AMA Plus 100 State & Specialty Societies Comment on EHR MU Program
On May 7 the AMA together with 100 state and specialty societies submitted a comment letter to the CMS making several recommendations for how to improve the Electronic Health Record (EHR) Meaningful Use program in response to a proposed rule on Stage 2. Included among these recommendations the comments championed the need for a robust evaluation of Stage 1, avoiding high reporting measure thresholds, removing any measures that are outside a physician’s control, only requiring measures that are relevant to a physician’s practice, streamlining the number of requirements, including adequate exclusions, and reporting on six clinically relevant quality measures covering at least two domains. The comments also advocated for removing any “back-dating” of penalties and the overall need for greater synchronization among all Medicare reporting programs.
The AMA also submitted a comment letter the same day to the Office of the National Coordinator for Health IT (ONC) in response to a proposed rule on the standards vendors must meet for providing certified EHRs to physicians. The AMA continues to advocate strongly for a greater focus on EHR usability and patient safety issues.

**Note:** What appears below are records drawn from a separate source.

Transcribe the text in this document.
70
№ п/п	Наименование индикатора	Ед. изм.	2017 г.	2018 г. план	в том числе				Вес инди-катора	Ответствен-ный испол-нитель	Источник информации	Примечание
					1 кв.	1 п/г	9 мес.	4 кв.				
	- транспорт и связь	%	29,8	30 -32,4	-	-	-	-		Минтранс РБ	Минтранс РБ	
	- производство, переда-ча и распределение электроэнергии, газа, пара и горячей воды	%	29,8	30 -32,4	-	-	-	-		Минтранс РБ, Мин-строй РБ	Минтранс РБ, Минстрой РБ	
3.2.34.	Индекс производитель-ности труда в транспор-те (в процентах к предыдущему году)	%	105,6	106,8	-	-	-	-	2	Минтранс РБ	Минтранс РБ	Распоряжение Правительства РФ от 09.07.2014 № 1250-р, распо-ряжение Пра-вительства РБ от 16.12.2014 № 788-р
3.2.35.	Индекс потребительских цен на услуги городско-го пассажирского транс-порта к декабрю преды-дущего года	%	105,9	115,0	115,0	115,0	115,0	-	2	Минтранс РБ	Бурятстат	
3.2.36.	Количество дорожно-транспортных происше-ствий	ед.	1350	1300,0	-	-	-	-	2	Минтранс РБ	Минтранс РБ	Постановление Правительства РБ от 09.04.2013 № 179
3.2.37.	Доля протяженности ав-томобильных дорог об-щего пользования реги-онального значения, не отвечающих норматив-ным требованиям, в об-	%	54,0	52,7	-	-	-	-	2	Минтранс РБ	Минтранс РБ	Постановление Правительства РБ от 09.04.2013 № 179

Medicare Now Accepts Physician Enrollment Applications 60 Days in Advance
For years the AMA has been pushing CMS to expand the time frame physicians have to submit their enrollment application. Until recently physicians were only permitted to send their application to their Medicare contractor 30 days in advance of the “effective date” which is the later of: 1) the date a physician filed an application that is ultimately approved by Medicare; or 2) the date a physician began furnishing services at a new practice location. Under new guidelines CMS has extended this date to 60 days, with some exceptions. The change is effective May 14.
AMA Tackles Physician Concerns with UnitedHealth Group
The AMA Practice Management Federation Staff Advisory Steering Committee (Committee) and Federation workgroups held their annual in-person meeting on May 3, 2012. The goal of this meeting is to: 1) discuss how to best address national payer trends; and 2) develop a plan of action to address practice management issues within the physician practice. The Committee and Federation workgroups also held their annual meeting with UnitedHealth Group (UHG) on May 4, 2012, to address current issues physician members have with UHG. Since these meetings began in 2007, 55 issues have been resolved and the groups have collaborated on 48 issues that have seen improvement. This year’s meetings were held at the AMA headquarters in Chicago and were attended by 25 Federation staff members representing 14 state medical associations, one county medical association and six national specialty societies, along with 18 representatives from UHG. Future efforts between the AMA, Committee, Federation workgroups and UHG will focus on developing action plans for collaborative ways to contain rising U.S. health care costs and to educate physicians on delivery system innovations.